Highlights from the Literature Three
Histologic margin status is a predictor of relapse in lentigo maligna melanoma
By Arif Aslam, MBChB, FRACP, FACD
In this article, the authors describe the use of histologic margins as opposed to clinical (surgical) margins to assess risk of relapse in lentigo maligna melanoma (LMM). LMM is the third most common subtype of melanoma after superficial spreading and nodular. While surgery remains the gold standard for treatment, there has been some variation in the suggested surgical margins needed to treat these tumors adequately. For tumors limited to in situ growth, a 5 mm surgical margin is recommended, and a 10 mm margin for those lesions with an invasive component. Studies have demonstrated that the recommended 5mm margin for in situ tumors is inadequate in 8 – 20% of cases. Management of these tumors is challenging because of the potential for subclinical spread, the location in cosmetically sensitive areas, and common occurrence in elderly patients. Because most studies in the literature use surgical margins to guide recommendations, the authors aimed to determine if histologic margin status was a predictor of local recurrence or disease progression.
Cases of LMM treated at Massachusetts General Hospital between 1990 and 2019 were reviewed in retrospective fashion, with 268 cases included for analysis. Demographics as well as tumor features such as anatomic location, Breslow depth, and other standard histologic information were recorded. Treatment modality (wide excision vs staged excision) and outcome information were also recorded. Patients treated with Mohs surgery were not included in this study; however, excisional specimens were processed using complete peripheral margin assessment. Margins were classified as being either negative, positive, or “close” (<3 mm). 59% of patients were male, and 76% of tumors occurred on the head and neck. Median time to recurrence/progression was 3 years with 20.1% of patients having some form of progression. Local recurrence was seen in 13.4% of patients and spread beyond the local site in 6.7% of patients. Histologic margin statuses of positive and close (<3 mm) were the strongest predictors of disease progression/recurrence.

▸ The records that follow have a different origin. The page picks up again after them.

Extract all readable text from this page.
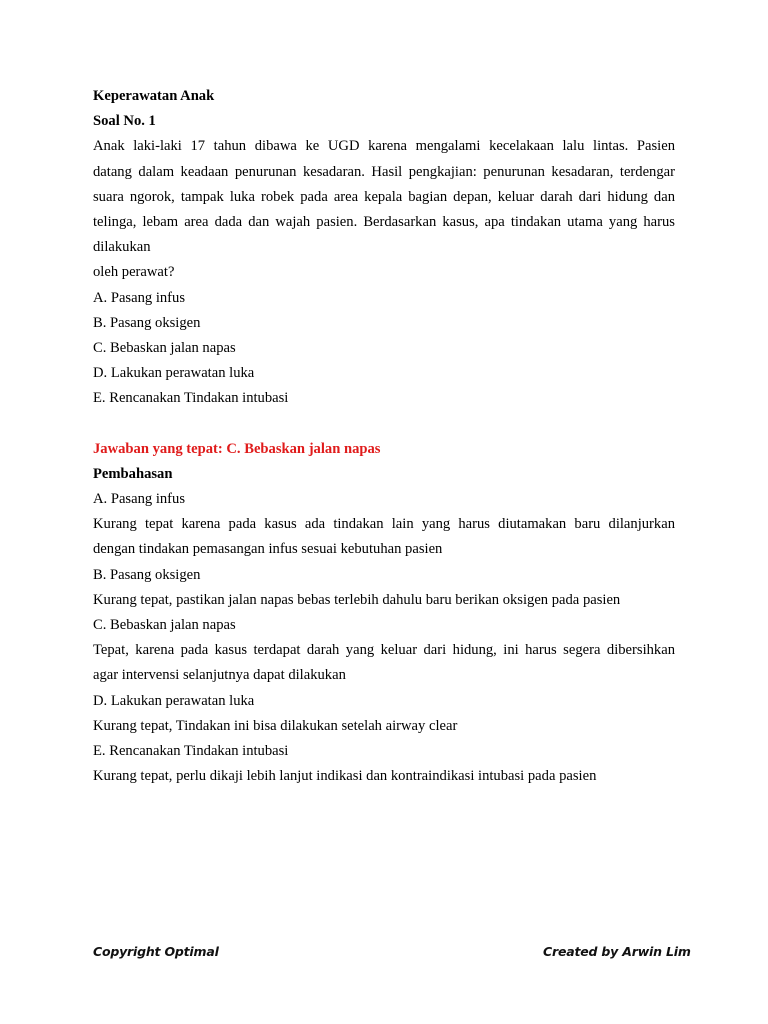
Keperawatan Anak

Soal No. 1

Anak laki-laki 17 tahun dibawa ke UGD karena mengalami kecelakaan lalu lintas. Pasien

datang dalam keadaan penurunan kesadaran. Hasil pengkajian: penurunan kesadaran, terdengar

suara ngorok, tampak luka robek pada area kepala bagian depan, keluar darah dari hidung dan

telinga, lebam area dada dan wajah pasien. Berdasarkan kasus, apa tindakan utama yang harus

dilakukan

oleh perawat?

A. Pasang infus

B. Pasang oksigen

C. Bebaskan jalan napas

D. Lakukan perawatan luka

E. Rencanakan Tindakan intubasi

Jawaban yang tepat: C. Bebaskan jalan napas

Pembahasan

A. Pasang infus

Kurang tepat karena pada kasus ada tindakan lain yang harus diutamakan baru dilanjurkan

dengan tindakan pemasangan infus sesuai kebutuhan pasien

B. Pasang oksigen

Kurang tepat, pastikan jalan napas bebas terlebih dahulu baru berikan oksigen pada pasien

C. Bebaskan jalan napas

Tepat, karena pada kasus terdapat darah yang keluar dari hidung, ini harus segera dibersihkan

agar intervensi selanjutnya dapat dilakukan

D. Lakukan perawatan luka

Kurang tepat, Tindakan ini bisa dilakukan setelah airway clear

E. Rencanakan Tindakan intubasi

Kurang tepat, perlu dikaji lebih lanjut indikasi dan kontraindikasi intubasi pada pasien

Copyright Optimal	Created by Arwin Lim
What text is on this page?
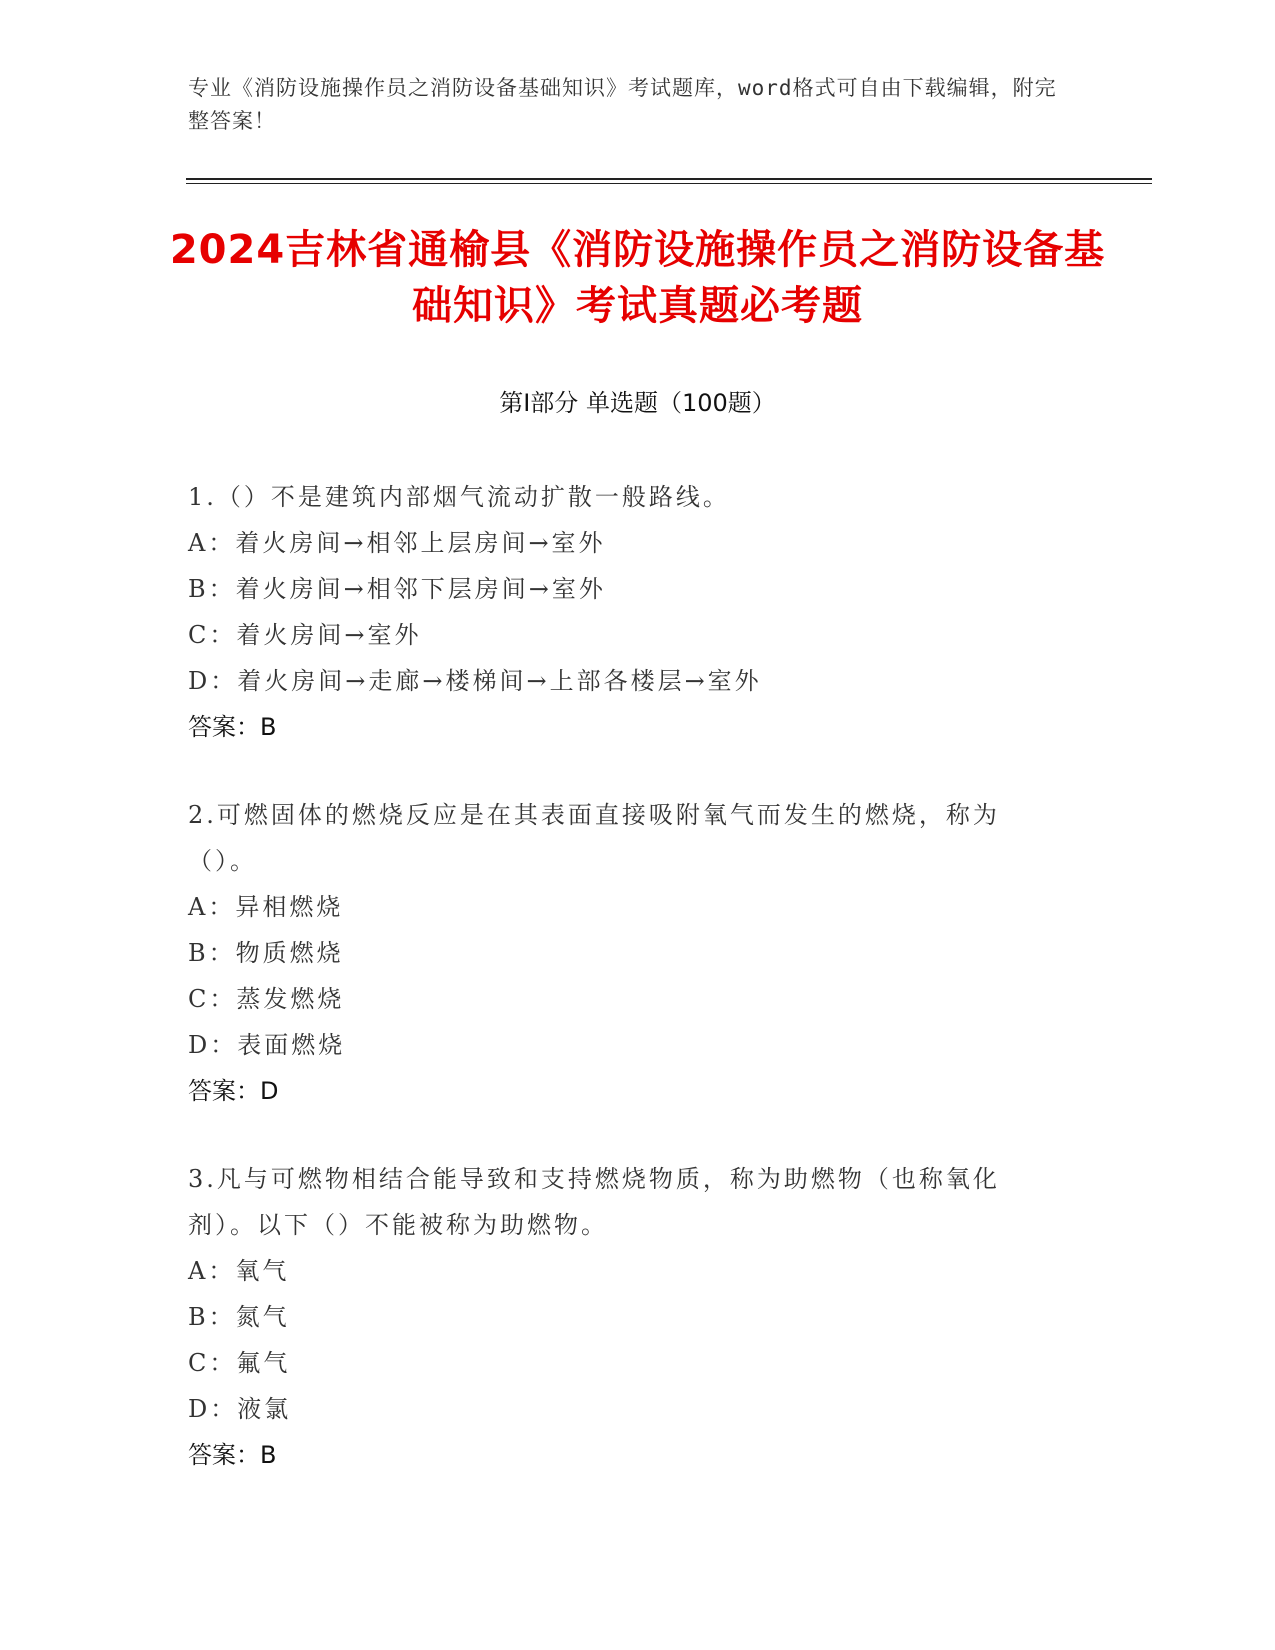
专业《消防设施操作员之消防设备基础知识》考试题库，word格式可自由下载编辑，附完整答案！
2024吉林省通榆县《消防设施操作员之消防设备基础知识》考试真题必考题
第Ⅰ部分 单选题（100题）
1.（）不是建筑内部烟气流动扩散一般路线。
A：着火房间→相邻上层房间→室外
B：着火房间→相邻下层房间→室外
C：着火房间→室外
D：着火房间→走廊→楼梯间→上部各楼层→室外
答案：B
2.可燃固体的燃烧反应是在其表面直接吸附氧气而发生的燃烧，称为（）。
A：异相燃烧
B：物质燃烧
C：蒸发燃烧
D：表面燃烧
答案：D
3.凡与可燃物相结合能导致和支持燃烧物质，称为助燃物（也称氧化剂）。以下（）不能被称为助燃物。
A：氧气
B：氮气
C：氟气
D：液氯
答案：B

The authors conclude that since histologic margin status was the strongest predictor, positive specimens and specimens with histologic margins <3 mm should consider re-excision given the high rate of disease progression and/or recurrence in LMM patients. It is interesting to note that the cases included in this study were not treated with Mohs surgery and intra-operative immunohistochemical (IHC) markers such as MART-1. Although there are reports of lower rates of recurrence using MMS, these studies report clinical and not histologic margins. It is conceivable that many LMM tumors treated with MMS using IHC have <3 mm surgical margins and a lower rate of recurrence, potentially supporting the use of MMS for these patients. The limitations of this study include the retrospective, single-center design, the exclusion of melanoma in situ, and the lack of clarity on whether the recurrences were melanoma in situ or invasive melanoma.
Progression-free survival is better if margins are negative so re-excision should be considered for patients with a positive or close margin. Long-term follow-up is crucial as progression can occur years after the initial diagnosis.